Bill Lindeke’s Chart of the Day from Thursday about changing homeownership rates shows what are indeed significant changes in the last decade in homeownership rates. For an even longer-term perspective, we can turn to IPUMS data from the American census. A question on homeownership has been asked in every census since 1900, with the exception of 1950.
Before the Great Depression the structure of home finance was quite different than it was today. Deposits of twenty percent were higher, and some banks required even higher fractions of the purchase price up front. Mortgages were significantly shorter, often no longer than seven years. Two sequences of events propelled American homeownership rates significantly higher than the 45% at which they persisted for the first third of the twentieth century. First, home-ownership fell significantly during the Great Depression and the federal government stepped in to backstop housing finance (see, for example, this accessible history of the New Deal changes and their consequences by Alex Gordon). Second, as Wellesley College economic historian Daniel Fetter has recently shown, rent control during World War II and post-war housing finance assistance to veterans led to a sharp rise in homeownership rates during the war and immediately after it.

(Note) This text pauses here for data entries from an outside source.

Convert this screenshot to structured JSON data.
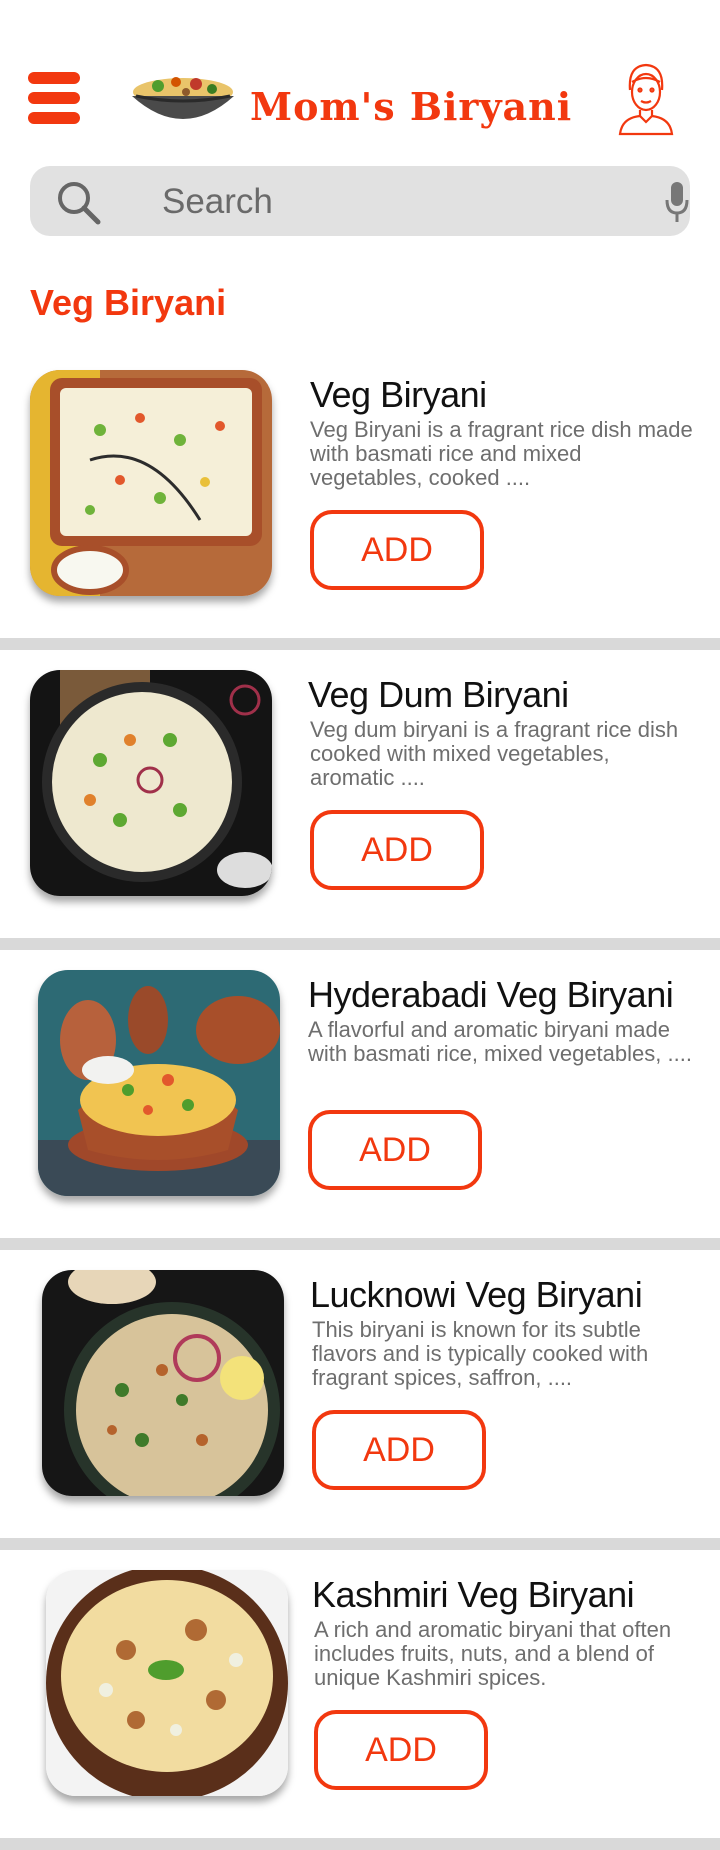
{
  "app": {
    "brand": "Mom's Biryani"
  },
  "search": {
    "placeholder": "Search"
  },
  "section": {
    "title": "Veg Biryani"
  },
  "items": [
    {
      "title": "Veg Biryani",
      "description": "Veg Biryani is a fragrant rice dish made with basmati rice and mixed vegetables, cooked ....",
      "add_label": "ADD"
    },
    {
      "title": "Veg Dum Biryani",
      "description": "Veg dum biryani is a fragrant rice dish cooked with mixed vegetables, aromatic ....",
      "add_label": "ADD"
    },
    {
      "title": "Hyderabadi Veg Biryani",
      "description": "A flavorful and aromatic biryani made with basmati rice, mixed vegetables, ....",
      "add_label": "ADD"
    },
    {
      "title": "Lucknowi Veg Biryani",
      "description": "This biryani is known for its subtle flavors and is typically cooked with fragrant spices, saffron, ....",
      "add_label": "ADD"
    },
    {
      "title": "Kashmiri Veg Biryani",
      "description": "A rich and aromatic biryani that often includes fruits, nuts, and a blend of unique Kashmiri spices.",
      "add_label": "ADD"
    }
  ],
  "colors": {
    "accent": "#f2380f",
    "divider": "#d9d9d9",
    "search_bg": "#e1e1e1"
  }
}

Fetter’s research has shown that the World War II and post-war increase in homeownership rates was driven by changes among young adults who bought homes earlier than previous generations. If the recent trends are also concentrated in particular cohorts of young people, the recent decline in homeownership may last a long time.
(Note: I’ve used adult men’s homeownership rates to control a little for demographic change. The trends are fairly similar for the whole population.)